# Determinant of a block matrix of a specific form

• Oct 25th 2012, 03:39 AM
JustMeDK
Determinant of a block matrix of a specific form
Let $m_{1},m_{2}$ be two $n\times n$ matrices, and consider the $2n\times 2n$ block-matrix $M=\begin{pmatrix}m_{1} & -m_{2} \\ m_{2} & m_{1}\end{pmatrix}.$ Does there exist a formula for the determinant of $M$ in the general case where no assumptions on $m_{1}$ and $m_{2}$ are being made? The formulas for the determinants of block matrices given in Determinant - Wikipedia, the free encyclopedia or http://www.mth.kcl.ac.uk/~jrs/gazette/blocks.pdf, Eqs. (13)-(16) for the latter, are of no use, as they make assumptions of either invertibility or commutativity.
• Oct 25th 2012, 03:46 AM
chiro
Re: Determinant of a block matrix of a specific form
Hey JustMeDK.

Are you familiar with multi-linear algebra and tensors products? The reason I ask is that if there is a relationship between the determinants of the tensor products with respect to the determinant of the individual spaces then you can use this result.

It should look something like a set cardinality argument where |AXB| = |A||B|
• Oct 25th 2012, 03:50 AM
JustMeDK
Re: Determinant of a block matrix of a specific form
Hi chiro

Yes, having a masters degree in physics, I'm familiar with multilinear algebra and tensor products. So please elaborate a little more.
• Oct 25th 2012, 03:59 AM
chiro
Re: Determinant of a block matrix of a specific form
This might help (also scroll down to determinant properties):

Kronecker product - Wikipedia, the free encyclopedia
• Oct 25th 2012, 04:11 AM
JustMeDK
Re: Determinant of a block matrix of a specific form
Thanks for your link, although I was previously acquainted with that wiki-page. Unless I'm fundamentally mistaken, the determinantal formula of a tensor product as there given seems to be of no use, though, for the matrix $M$ as given above is a sum of two Kronecker products:

$M=\begin{pmatrix}1 & 0 \\ 0 & 1\end{pmatrix}\otimes m_{1}+\begin{pmatrix}0 & -1 \\ 1 & 0\end{pmatrix}\otimes m_{2}.$
• Oct 25th 2012, 04:42 AM
chiro
Re: Determinant of a block matrix of a specific form
The other thing relates to use row reduction operations to get the determinants but this will require you to do a bit of grunt-work.

For example det(AB) = det(A)det(B) for square matrices of same size and doing a row reduction and balancing it allows you to get multiplication of XM where X is the row reduction matrix to balance the reduction and M is the result of row-reducing.

You can then use these properties to show what they will be.

I haven't done the gruntwork myself, but I think this would be a starting point if you can't find an existing result.
• Oct 25th 2012, 05:03 AM
JustMeDK
Re: Determinant of a block matrix of a specific form
Please forgive me, but I do not think that row-reduction is the way forward.

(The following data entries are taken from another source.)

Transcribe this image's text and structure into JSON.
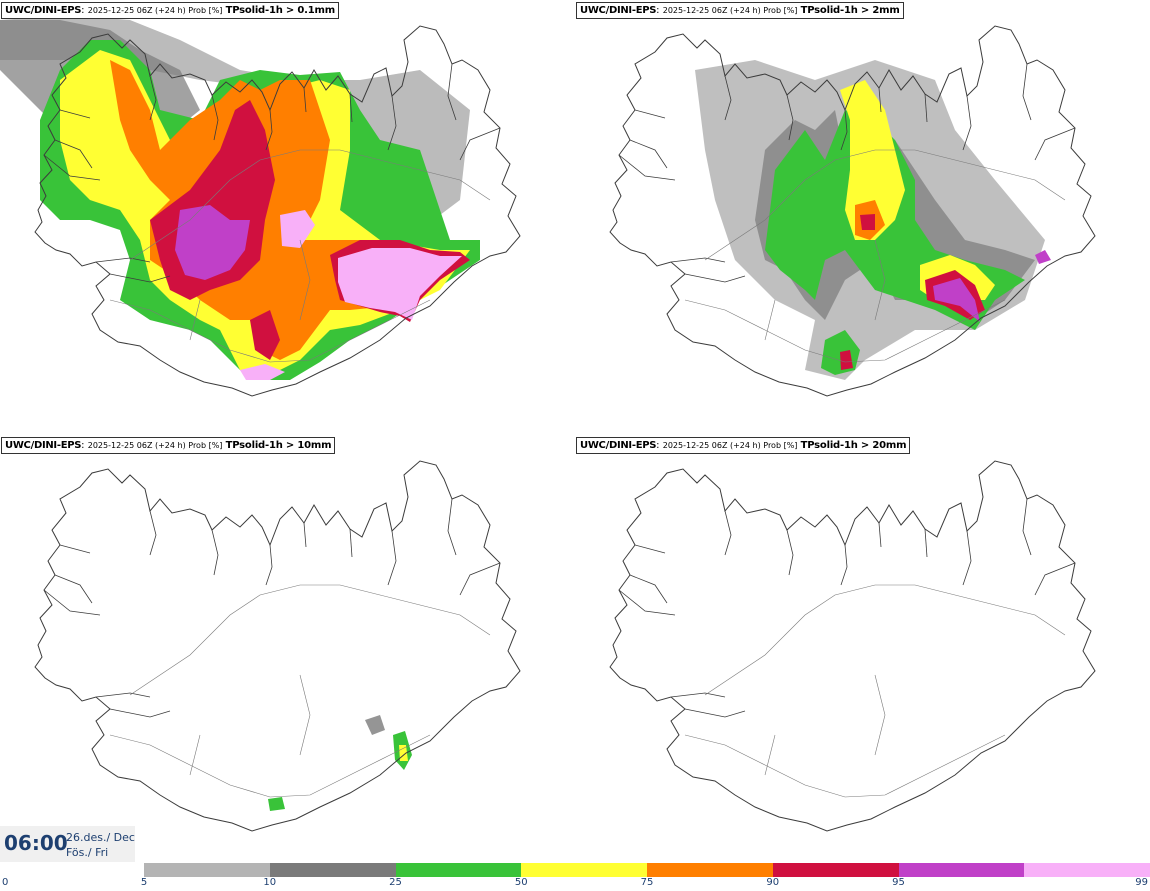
{
  "panels": [
    {
      "model": "UWC/DINI-EPS",
      "meta": "2025-12-25 06Z (+24 h) Prob [%]",
      "var": "TPsolid-1h > 0.1mm"
    },
    {
      "model": "UWC/DINI-EPS",
      "meta": "2025-12-25 06Z (+24 h) Prob [%]",
      "var": "TPsolid-1h > 2mm"
    },
    {
      "model": "UWC/DINI-EPS",
      "meta": "2025-12-25 06Z (+24 h) Prob [%]",
      "var": "TPsolid-1h > 10mm"
    },
    {
      "model": "UWC/DINI-EPS",
      "meta": "2025-12-25 06Z (+24 h) Prob [%]",
      "var": "TPsolid-1h > 20mm"
    }
  ],
  "time": {
    "clock": "06:00",
    "date_line1": "26.des./ Dec",
    "date_line2": "Fös./ Fri"
  },
  "legend": {
    "ticks": [
      "0",
      "5",
      "10",
      "25",
      "50",
      "75",
      "90",
      "95",
      "99"
    ],
    "colors": [
      "#b4b4b4",
      "#7a7a7a",
      "#39c339",
      "#ffff33",
      "#ff7f00",
      "#d0103f",
      "#c040c8",
      "#f8b0f8"
    ]
  },
  "colors": {
    "coast": "#3c3c3c",
    "text_blue": "#1d3f70"
  }
}
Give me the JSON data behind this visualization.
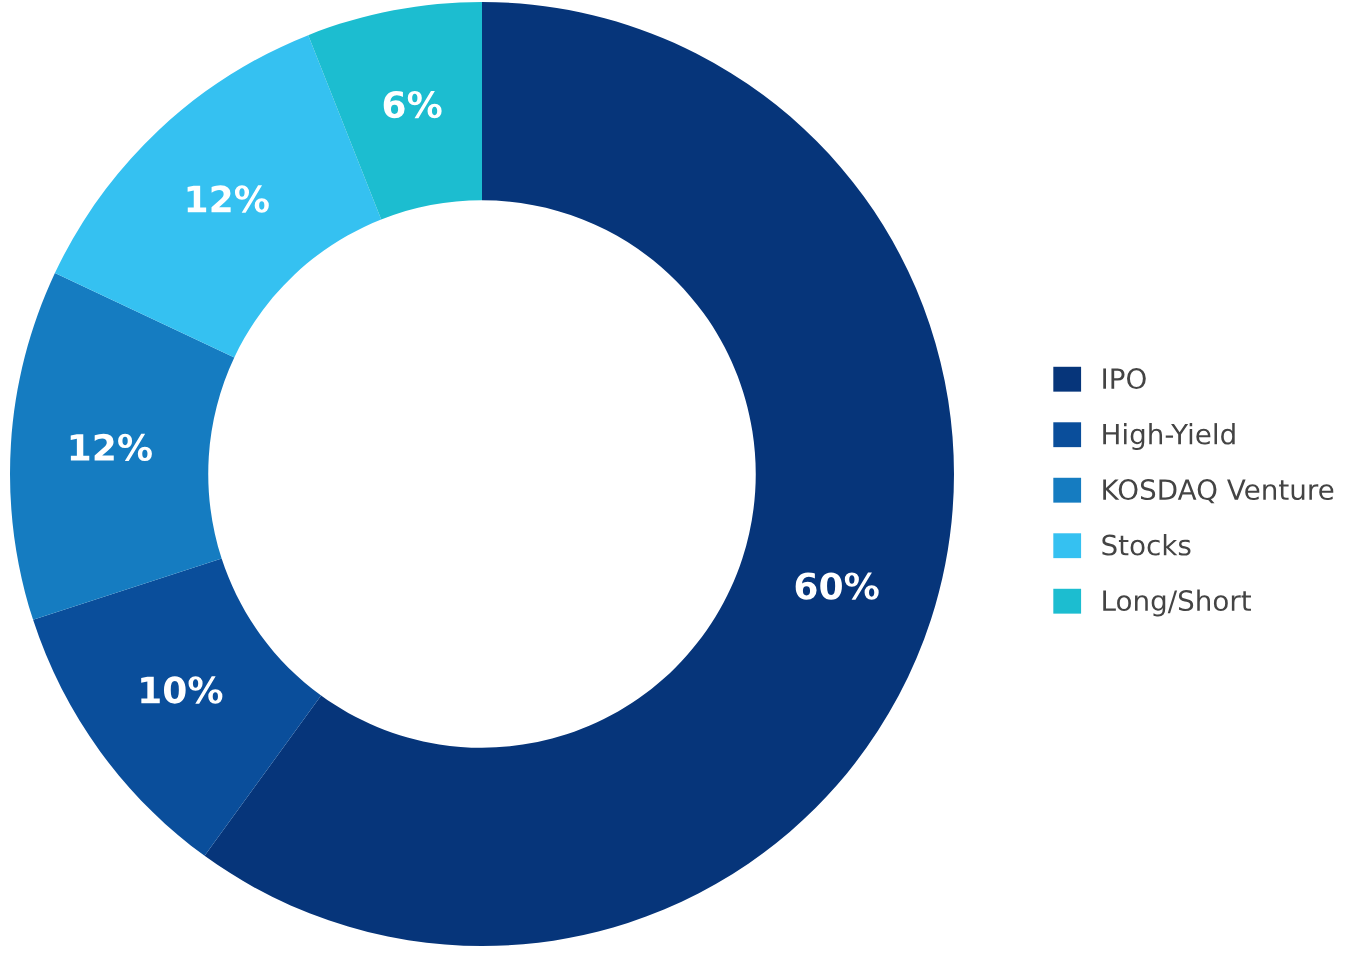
{
  "chart_data": {
    "type": "donut",
    "categories": [
      "IPO",
      "High-Yield",
      "KOSDAQ Venture",
      "Stocks",
      "Long/Short"
    ],
    "values": [
      60,
      10,
      12,
      12,
      6
    ],
    "colors": [
      "#06357a",
      "#0a4e9b",
      "#157cc1",
      "#35c1f1",
      "#1cbdd0"
    ],
    "value_labels": [
      "60%",
      "10%",
      "12%",
      "12%",
      "6%"
    ],
    "legend": "right"
  }
}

What I would like is to know whether or not there exists a formula for $det(M)$ in terms of $m_{1}$ and $m_{2}$ as 'black boxes', using determinants and/or traces, or whatever, of these, without assorting explicitly to their (completely unconstrained) entries. For doing the latter would, I believe, become completely untenable for higher dimensionalities; what I need is a formula valid for any value of $n$.
• Oct 25th 2012, 07:59 PM
chiro
Re: Determinant of a block matrix of a specific form
Is it possible to consider an eigen-decomposition for your case given that the determinant is the product of the eigen-values?
• Oct 25th 2012, 10:24 PM
JustMeDK
Re: Determinant of a block matrix of a specific form
I don't think that is pratically doable because, for general $n$, it corresponds to solving a characteristic polynomial of degree $2n$ in $2n^{2}$ free parameters.
• Oct 25th 2012, 10:38 PM
chiro
Re: Determinant of a block matrix of a specific form
Are there ways to do calculation given in block form (i.e. given blocks and eigenvalues, is there a generalization given a particular partitioned system)?

I am aware that partitioned systems are studied but personally don't know any results that have been obtained.
• Oct 25th 2012, 11:01 PM
JustMeDK
Re: Determinant of a block matrix of a specific form
Minutes ago I discovered the article http://arxiv.org/pdf/1112.4379v1.pdf on the first page of which the following interesting statement occurs: 'If neither inverse exists, the notion of generalized inverses must be employed', followed by three references. I will try to look up these references later today when visiting the university library.